OlivesandLemons · 08/04/2020 11:26

My elderly parents live around 2 hours from me and my sibling. Both my sibling and I are classed as "vulnerable" being high-risk pregnant and asthmatic (me) and severely asthmatic (sibling), and so we are not venturing out and are getting grocery deliveries.

We've been checking on on our parents virtually. Unfortunately my mother is a very difficult woman at the best of times, and try as we might, we have not been able to prevent her from 'popping to the shops', taking her car in for a service and meeting up with a friend in their 90's! It is quite frustrating. She is still pretty able and seems to think she's invincible. We have been extremely clear about what she needs to do, and we have also helped organise local grocery deliveries and the offer of support from a local community group to ensure that things can be brought to them and so there is no need at all for her to go out. They have a lovely garden so they can sit out there all day safely. Our father is in very poor health and also has dementia, so my mother does almost everything in terms of cooking and looking after him. He can slowly walk and gradually get himself dressed but needs guidance as he gets confused. Prior to Coronavirus happening we were thinking about his next steps and had decided that a conversation about a care home ought to happen with our parents, but this got put on hold with everything that happened.

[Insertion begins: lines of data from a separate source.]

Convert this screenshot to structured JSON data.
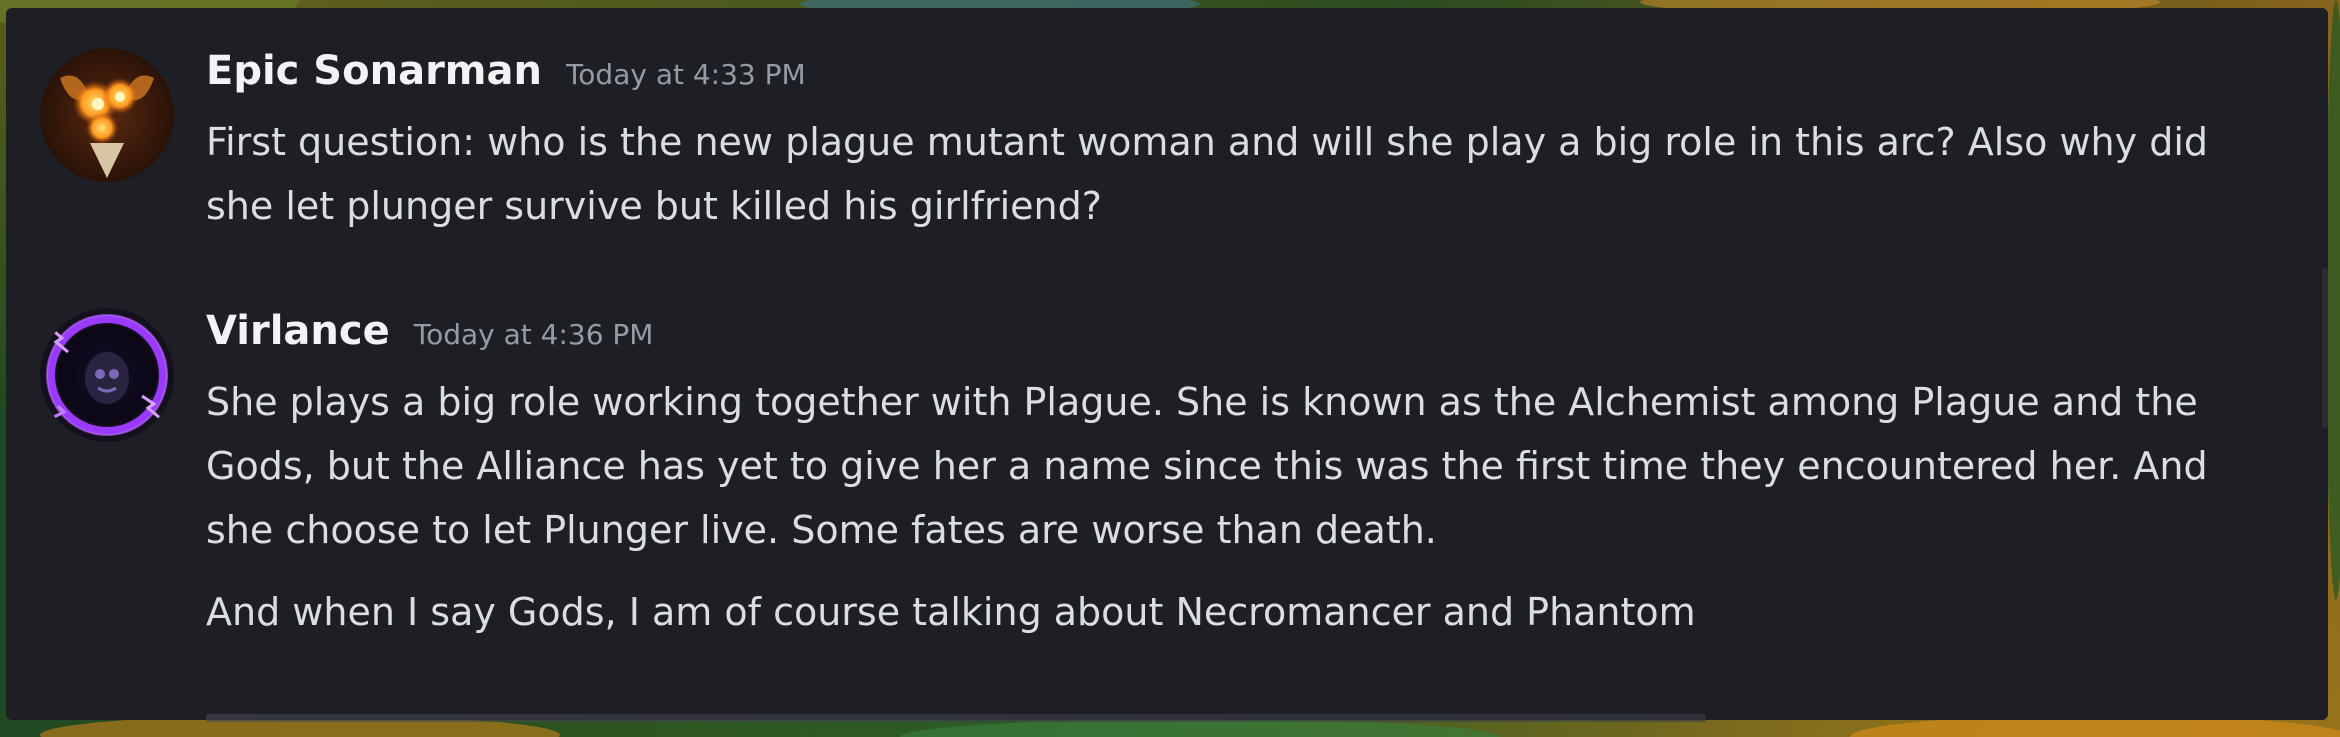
{
  "messages": [
    {
      "username": "Epic Sonarman",
      "timestamp": "Today at 4:33 PM",
      "avatar_icon": "orange-fire-avatar-icon",
      "lines": [
        "First question: who is the new plague mutant woman and will she play a big role in this arc? Also why did she let plunger survive but killed his girlfriend?"
      ]
    },
    {
      "username": "Virlance",
      "timestamp": "Today at 4:36 PM",
      "avatar_icon": "purple-lightning-avatar-icon",
      "lines": [
        "She plays a big role working together with Plague. She is known as the Alchemist among Plague and the Gods, but the Alliance has yet to give her a name since this was the first time they encountered her. And she choose to let Plunger live. Some fates are worse than death.",
        "And when I say Gods, I am of course talking about Necromancer and Phantom"
      ]
    }
  ],
  "colors": {
    "panel_bg": "#1e1f25",
    "username": "#f2f3f5",
    "timestamp": "#949ba4",
    "body_text": "#dbdee1"
  }
}
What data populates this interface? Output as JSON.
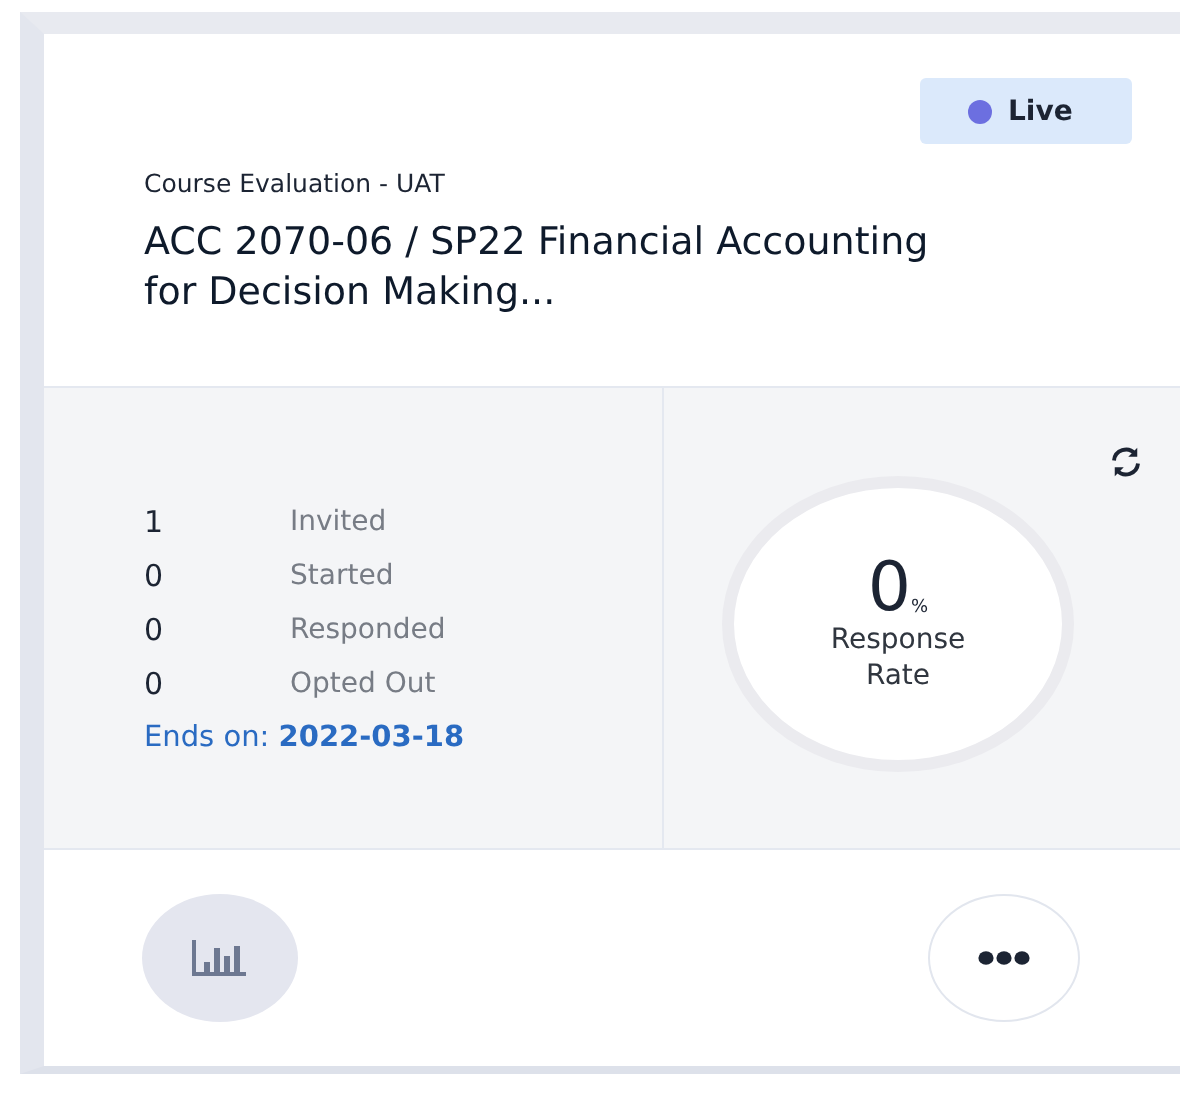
{
  "status": {
    "label": "Live",
    "color": "#6c6fe0"
  },
  "survey_type": "Course Evaluation - UAT",
  "title": "ACC 2070-06 / SP22 Financial Accounting for Decision Making...",
  "stats": [
    {
      "count": "1",
      "label": "Invited"
    },
    {
      "count": "0",
      "label": "Started"
    },
    {
      "count": "0",
      "label": "Responded"
    },
    {
      "count": "0",
      "label": "Opted Out"
    }
  ],
  "ends_on": "Ends on: **2022-03-18**",
  "response_rate": {
    "value": "0",
    "unit": "%",
    "label": "Response Rate"
  }
}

Anyway, my mother reported that she had a cough 2 days ago, but this has since disappeared. My sibling suggested that if our mother gets ill and has to go into hospital, that they would have to come out of isolation to go up and look after our father. However my sibling has very severe asthma and I really don't think this would be sensible. As much as my father would need looking after if my mother was taken into hospital, it seems the wrong choice to put my sibling at risk.

Does anyone know what people can do on this situation? If my father remained well (ie no Coronavirus) then we wouldn't want him to use up a valuable hospital bed, but at the same time our mother is his carer and if she ends up in hospital he will need caring for somehow.

What is the possible solution here in the current climate and has anyone else experienced this?

(By the way there are no other family members).

OP posts:
OlivesandLemons · 08/04/2020 12:36

Bumping for lunch time

OP posts:
NotEverythingIsBlackandwhite · 08/04/2020 13:13

If my father remained well (ie no Coronavirus) then we wouldn't want him to use up a valuable hospital bed,
You are in luck then because your father, if he is well would not be taken to hospital under any circumstances.

If your mother needed hospitalisation due to CV, as long as your father doesn't have it, then I think the only option would be for you or your sibling to move in and look after him. Who else could do it?

I don't know whether it would be possible for your father to be tested for CV if that situation arose. That way your minds could be put at rest so that you could care for him without fear of contracting the virus.

I wouldn't put him in a care home at the moment as that might be more risky for your father.

I would move in, clean his home thoroughly and, as long as he is clear of symptoms, look after him at home.

SoloMummy · 08/04/2020 13:16

I would create an emergency carers plan of action in the case of your mother being ill.
See www.carersuk.org/help-and-advice/coronavirus-covid-19/coronavirus-covid-19
I would register your dad as vulnerable and would probably get the telephone number for adult social care for the area your parents live in so that if necessary you can make contact.

However, they're really stretched so you may need to have numbers of other local friends that could support in the interim period.

OlivesandLemons · 08/04/2020 13:23

@NotEverythingIsBlackandwhite thank you for this. I'm not really comfortable with either of us doing that though, because my pregnancy is high risk and I'm asthmatic, and my sibling has severe asthma and is also at risk.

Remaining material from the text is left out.